5. Die Berufung langte am 06.06.2008 bei der Berufungsbehörde ein. Eine Zustimmung von Polen zur Übernahme nach der VO 343/2003 des Rates war am 12.03.2008 bei der Erstbehörde eingelangt.
II. Der Asylgerichtshof hat erwogen:
1. Mit Datum 01.01.2006 ist das neue Bundesgesetz über die Gewährung von Asyl in Kraft getreten (AsylG 2005 idF. BGBL. I Nr. 100/2005) und ist somit auf alle ab diesem Zeitpunkt gestellten Asylanträge anzuwenden.
Im gegenständlichen Fall wurde der Antrag auf Internationalen Schutz am 05.03.2008 gestellt, weshalb § 5 AsylG 2005 idF. BGBI. I Nr. 100/2005 zur Anwendung gelangt.
Gemäß § 37 Abs. 1 AsylG 2005 hat der Asylgerichtshof einer Beschwerde gegen eine mit einer zurückweisenden Entscheidung (§§ 4 und 5 AsylG 2005 oder § 68 Abs. 1 AVG) verbundenen Ausweisung, binnen sieben Tagen ab Beschwerdevorlage die aufschiebende Wirkung zuzuerkennen, wenn anzunehmen ist, dass eine Zurückweisung, Zurückschiebung oder Abschiebung des Fremden in den Staat, in den die Ausweisung lautet, eine reale Gefahr einer Verletzung von Art. 2 EMRK, Art. 3 EMRK oder der Protokolle Nr. 6 oder Nr. 13 zur Konvention bedeuten würde oder für ihn als Zivilperson eine ernsthafte Bedrohung des Lebens oder der Unversehrtheit infolge willkürlicher Gewalt im Rahmen eines internationalen oder innerstaatlichen Konfliktes mit sich bringen würde.
Gemäß § 37 Abs. 2 AsylG 2005 ist bei der Entscheidung, ob einer Beschwerde gegen eine Ausweisung, die mit einer Entscheidung nach § 5 verbunden ist, die aufschiebende Wirkung zuerkannt wird, auch auf die gemeinschaftsrechtlichen Grundsätze der Art. 19 Abs. 2 und 20 Abs. 1 lit. e der Verordnung Nr. 343/2003 (EG) und die Notwendigkeit der effektiven Umsetzung des Gemeinschaftsrechts Bedacht zu nehmen.
Gemäß § 37 Abs. 4 AsylG 2005 steht ein Ablauf der Frist nach Abs.1 der Zuerkennung der aufschiebenden Wirkung nicht entgegen.
2. Nach der Aktenlage ist die Berufungswerberin circa in der 38./39. Schwangerschaftswoche und kann daher zum Entscheidungszeitpunkt eine Verletzung des Art. 3 EMRK bei Überstellung der Familie nach Polen nicht mit der in diesem Zusammenhang erforderlichen Sicherheit ausgeschlossen werden.
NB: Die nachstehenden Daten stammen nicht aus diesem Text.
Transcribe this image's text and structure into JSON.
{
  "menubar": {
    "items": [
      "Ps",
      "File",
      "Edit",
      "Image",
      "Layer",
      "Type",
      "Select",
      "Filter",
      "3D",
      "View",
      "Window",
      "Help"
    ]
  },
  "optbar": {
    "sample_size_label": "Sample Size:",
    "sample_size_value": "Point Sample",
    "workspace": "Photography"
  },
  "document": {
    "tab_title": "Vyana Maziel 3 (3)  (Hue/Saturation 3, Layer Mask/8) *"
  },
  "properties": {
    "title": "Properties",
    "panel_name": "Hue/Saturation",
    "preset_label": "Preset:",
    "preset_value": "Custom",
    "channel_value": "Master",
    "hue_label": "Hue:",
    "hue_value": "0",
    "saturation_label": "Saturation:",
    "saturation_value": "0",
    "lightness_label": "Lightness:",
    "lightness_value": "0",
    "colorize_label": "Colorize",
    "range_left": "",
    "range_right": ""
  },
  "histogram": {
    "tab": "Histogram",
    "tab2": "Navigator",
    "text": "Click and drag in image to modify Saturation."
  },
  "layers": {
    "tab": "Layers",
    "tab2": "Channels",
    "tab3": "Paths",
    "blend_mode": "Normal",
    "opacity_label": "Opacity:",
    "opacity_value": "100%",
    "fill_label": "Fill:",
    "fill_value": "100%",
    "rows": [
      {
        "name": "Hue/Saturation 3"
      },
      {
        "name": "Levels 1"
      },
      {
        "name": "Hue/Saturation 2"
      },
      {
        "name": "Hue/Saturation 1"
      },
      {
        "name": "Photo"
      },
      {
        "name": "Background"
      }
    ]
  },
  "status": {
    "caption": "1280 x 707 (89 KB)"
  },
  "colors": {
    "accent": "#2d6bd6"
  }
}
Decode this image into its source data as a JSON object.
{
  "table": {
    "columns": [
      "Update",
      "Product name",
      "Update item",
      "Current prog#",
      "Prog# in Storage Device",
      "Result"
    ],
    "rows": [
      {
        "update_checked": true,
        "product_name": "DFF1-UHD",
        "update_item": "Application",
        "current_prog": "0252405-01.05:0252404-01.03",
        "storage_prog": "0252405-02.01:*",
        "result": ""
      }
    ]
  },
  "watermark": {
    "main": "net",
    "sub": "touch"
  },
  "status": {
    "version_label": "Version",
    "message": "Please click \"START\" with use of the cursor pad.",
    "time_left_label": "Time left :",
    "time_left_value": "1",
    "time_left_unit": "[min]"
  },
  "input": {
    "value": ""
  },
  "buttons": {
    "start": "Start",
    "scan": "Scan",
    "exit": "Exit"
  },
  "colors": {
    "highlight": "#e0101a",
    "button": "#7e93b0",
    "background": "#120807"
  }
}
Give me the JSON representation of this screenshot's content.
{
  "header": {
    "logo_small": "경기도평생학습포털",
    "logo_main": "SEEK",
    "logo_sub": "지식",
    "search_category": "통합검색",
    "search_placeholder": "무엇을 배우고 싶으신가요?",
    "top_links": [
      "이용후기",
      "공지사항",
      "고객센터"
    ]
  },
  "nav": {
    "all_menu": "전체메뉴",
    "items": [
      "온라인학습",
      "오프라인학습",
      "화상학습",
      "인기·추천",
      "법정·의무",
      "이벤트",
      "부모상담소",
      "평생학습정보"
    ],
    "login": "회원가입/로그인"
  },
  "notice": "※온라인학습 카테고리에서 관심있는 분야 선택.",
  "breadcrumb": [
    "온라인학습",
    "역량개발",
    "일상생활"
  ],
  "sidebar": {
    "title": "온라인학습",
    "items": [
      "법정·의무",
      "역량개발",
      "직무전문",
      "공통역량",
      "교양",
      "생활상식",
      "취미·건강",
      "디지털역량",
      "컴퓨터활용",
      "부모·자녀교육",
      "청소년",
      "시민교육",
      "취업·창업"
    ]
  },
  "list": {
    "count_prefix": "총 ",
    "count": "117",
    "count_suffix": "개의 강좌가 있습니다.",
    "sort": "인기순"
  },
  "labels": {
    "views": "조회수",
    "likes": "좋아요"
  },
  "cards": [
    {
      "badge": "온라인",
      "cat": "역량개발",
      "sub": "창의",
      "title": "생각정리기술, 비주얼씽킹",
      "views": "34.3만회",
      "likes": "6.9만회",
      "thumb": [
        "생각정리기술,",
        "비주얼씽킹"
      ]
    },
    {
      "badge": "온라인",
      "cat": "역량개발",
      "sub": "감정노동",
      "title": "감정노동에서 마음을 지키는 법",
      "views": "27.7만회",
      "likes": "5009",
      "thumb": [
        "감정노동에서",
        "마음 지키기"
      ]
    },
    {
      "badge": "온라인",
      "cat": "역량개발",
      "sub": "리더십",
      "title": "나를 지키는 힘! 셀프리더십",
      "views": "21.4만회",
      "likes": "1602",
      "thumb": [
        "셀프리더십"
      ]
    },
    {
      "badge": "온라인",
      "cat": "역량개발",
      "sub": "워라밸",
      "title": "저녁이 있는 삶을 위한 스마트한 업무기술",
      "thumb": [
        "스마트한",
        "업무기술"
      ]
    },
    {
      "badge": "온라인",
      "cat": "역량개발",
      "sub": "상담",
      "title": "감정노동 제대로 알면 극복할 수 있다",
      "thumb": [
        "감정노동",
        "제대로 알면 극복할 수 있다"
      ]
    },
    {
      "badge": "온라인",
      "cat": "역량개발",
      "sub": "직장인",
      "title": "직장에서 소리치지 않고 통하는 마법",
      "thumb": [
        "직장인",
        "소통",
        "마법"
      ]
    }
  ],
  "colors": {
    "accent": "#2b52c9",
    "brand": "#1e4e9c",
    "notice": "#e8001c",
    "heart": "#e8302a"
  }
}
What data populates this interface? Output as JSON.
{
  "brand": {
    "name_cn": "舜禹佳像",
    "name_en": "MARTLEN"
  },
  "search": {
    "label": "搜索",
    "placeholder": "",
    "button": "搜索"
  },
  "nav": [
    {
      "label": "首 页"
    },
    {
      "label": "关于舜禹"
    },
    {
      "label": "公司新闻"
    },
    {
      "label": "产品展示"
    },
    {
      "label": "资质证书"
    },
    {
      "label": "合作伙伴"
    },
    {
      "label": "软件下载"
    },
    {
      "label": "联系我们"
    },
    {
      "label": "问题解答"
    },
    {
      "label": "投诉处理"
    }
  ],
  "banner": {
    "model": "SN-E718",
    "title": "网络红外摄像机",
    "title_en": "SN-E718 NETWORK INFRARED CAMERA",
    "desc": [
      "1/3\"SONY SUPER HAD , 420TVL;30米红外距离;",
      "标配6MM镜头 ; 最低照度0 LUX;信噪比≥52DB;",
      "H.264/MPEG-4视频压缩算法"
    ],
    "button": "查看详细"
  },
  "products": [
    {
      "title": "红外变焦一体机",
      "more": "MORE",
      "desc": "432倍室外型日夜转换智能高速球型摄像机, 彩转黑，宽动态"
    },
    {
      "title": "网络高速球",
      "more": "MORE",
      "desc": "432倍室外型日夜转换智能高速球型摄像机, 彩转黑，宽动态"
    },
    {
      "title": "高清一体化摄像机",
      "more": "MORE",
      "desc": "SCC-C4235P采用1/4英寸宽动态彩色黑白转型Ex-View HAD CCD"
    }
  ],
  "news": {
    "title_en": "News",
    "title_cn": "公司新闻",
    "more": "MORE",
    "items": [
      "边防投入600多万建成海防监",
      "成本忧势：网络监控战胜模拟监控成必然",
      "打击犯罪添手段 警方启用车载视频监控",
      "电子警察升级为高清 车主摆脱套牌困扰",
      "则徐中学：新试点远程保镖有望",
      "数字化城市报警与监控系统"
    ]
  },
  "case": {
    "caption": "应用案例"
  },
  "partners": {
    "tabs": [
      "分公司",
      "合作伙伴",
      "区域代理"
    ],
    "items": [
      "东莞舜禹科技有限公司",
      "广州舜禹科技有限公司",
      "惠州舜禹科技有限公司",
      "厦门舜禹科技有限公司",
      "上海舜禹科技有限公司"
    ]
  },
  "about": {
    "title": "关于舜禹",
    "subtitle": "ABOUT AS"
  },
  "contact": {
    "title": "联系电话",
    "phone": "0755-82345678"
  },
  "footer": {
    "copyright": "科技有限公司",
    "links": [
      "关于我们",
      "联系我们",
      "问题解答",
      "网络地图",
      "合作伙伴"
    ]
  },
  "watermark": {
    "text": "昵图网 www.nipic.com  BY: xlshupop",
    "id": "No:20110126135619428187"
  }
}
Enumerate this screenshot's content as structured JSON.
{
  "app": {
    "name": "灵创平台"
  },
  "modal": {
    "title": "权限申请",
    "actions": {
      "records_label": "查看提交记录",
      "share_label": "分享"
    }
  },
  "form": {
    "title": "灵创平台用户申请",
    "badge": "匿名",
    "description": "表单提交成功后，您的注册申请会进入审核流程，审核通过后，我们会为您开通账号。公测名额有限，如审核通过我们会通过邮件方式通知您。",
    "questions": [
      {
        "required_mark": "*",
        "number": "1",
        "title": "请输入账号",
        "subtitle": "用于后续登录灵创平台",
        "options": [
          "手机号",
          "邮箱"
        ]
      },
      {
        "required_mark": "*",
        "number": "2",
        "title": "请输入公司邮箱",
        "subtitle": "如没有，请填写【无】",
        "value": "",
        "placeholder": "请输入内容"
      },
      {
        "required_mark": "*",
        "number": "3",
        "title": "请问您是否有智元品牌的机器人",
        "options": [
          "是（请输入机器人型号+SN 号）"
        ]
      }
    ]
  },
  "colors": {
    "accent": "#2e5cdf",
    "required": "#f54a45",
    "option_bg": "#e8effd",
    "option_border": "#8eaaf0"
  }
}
2.1. Überdies erscheint es notwendig, nähere Erhebungen zu den in Österreich lebenden Verwandten und deren Beziehung zur Berufungswerberin anzustellen.
2.2. Die Berufungsbehörde wird sodann, nach näheren Erhebungen, unter Berücksichtigung aller Verfahrensakte der Familie, gemeinsam über alle anhängigen Berufungen der Kernfamilie der Berufungswerberin entscheiden.
Zusätzlich ist noch Folgendes auszuführen:
§ 36 Abs. 3 AsylG 2005 lautet:
"Wird gegen eine zurückweisende oder abweisende Entscheidung im Familienverfahren auch nur von einem betroffenen Familienmitglied Berufung erhoben, gilt diese auch als Berufung gegen die die anderen Familienangehörigen (§ 2 Z 22 leg.cit.) betreffenden Entscheidungen; keine dieser Entscheidungen ist dann der Rechtskraft zugänglich. Allen Berufungen gegen Entscheidungen im Familienverfahren kommt aufschiebende Wirkung zu, sobald zumindest einer Berufung im selben Familienverfahren aufschiebende Wirkung zukommt."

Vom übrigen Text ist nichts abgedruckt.